Moving from a traditional supply chain design to a cloud-based network platform with integrated planning and execution can provide the framework and architecture to optimize supply chain performance while minimizing any associated risks.

A Control Tower for Pharmaceuticals and Healthcare Supply Chains

By developing and maintaining the ability to adapt their supply chains, companies in the pharmaceuticals sector will be well prepared to seize the opportunities ahead. One Network provides a real-time network platform with a pharmaceuticals control tower powered by artificial intelligence and blockchain to provide a single platform for all trading partners in the pharmaceuticals sector. One Network’s platform is a real time supply network, providing full order, shipment, and inventory visibility along with a tunable system of control that incorporates legacy systems for maximum returns on IT investments.

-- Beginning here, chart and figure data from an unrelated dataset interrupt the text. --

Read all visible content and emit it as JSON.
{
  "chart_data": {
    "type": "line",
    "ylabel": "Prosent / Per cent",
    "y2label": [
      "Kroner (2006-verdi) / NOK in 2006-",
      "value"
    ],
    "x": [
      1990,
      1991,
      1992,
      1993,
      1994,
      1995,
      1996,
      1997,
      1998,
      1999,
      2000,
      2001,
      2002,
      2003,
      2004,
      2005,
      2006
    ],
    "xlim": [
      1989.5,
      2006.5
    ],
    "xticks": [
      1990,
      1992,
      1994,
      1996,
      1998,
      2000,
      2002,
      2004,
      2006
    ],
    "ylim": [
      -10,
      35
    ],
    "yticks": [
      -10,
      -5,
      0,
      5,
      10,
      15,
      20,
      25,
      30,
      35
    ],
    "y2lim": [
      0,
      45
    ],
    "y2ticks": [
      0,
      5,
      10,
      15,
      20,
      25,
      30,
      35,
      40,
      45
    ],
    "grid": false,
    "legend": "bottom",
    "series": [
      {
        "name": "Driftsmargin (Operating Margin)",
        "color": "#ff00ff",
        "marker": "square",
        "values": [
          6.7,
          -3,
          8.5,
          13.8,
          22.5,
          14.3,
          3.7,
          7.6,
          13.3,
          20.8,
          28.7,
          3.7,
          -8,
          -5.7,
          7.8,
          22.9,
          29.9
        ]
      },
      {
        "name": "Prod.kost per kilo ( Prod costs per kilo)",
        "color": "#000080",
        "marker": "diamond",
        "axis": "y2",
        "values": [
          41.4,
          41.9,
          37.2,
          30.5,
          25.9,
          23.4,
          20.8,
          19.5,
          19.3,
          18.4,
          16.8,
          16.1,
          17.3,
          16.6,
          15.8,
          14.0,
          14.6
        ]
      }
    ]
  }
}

The platform is modular and adaptable, and provides solutions out of the box supporting critical pharmaceutical needs such as serialization and authentication, chain of custody, and track and trace. The platform includes an SDK and developer tools enabling solutions to be modified quickly, and new solutions built from scratch.

Thus overall One Network’s platform and control tower should be a top consideration for any pharmaceutical company searching for ways to better collaborate across their supply chain, improve service levels, reduce costs, adapt to changing market conditions, and improve compliance.

1 “Over the Counter Drug Market Size”, Global Market Insights, 2017.
2 “1 in 10 Medical Products in Developing Countries is Substandard or Falsified,” World Health Organization, November 28, 2017.
3 “National Per Capita Health Expenditure in the US from 1960-2018”, Statista.com.
4 “Healthcare Costs Unsustainable in Advanced Economies Without Reform,” Organization for Economic Cooperation and Development.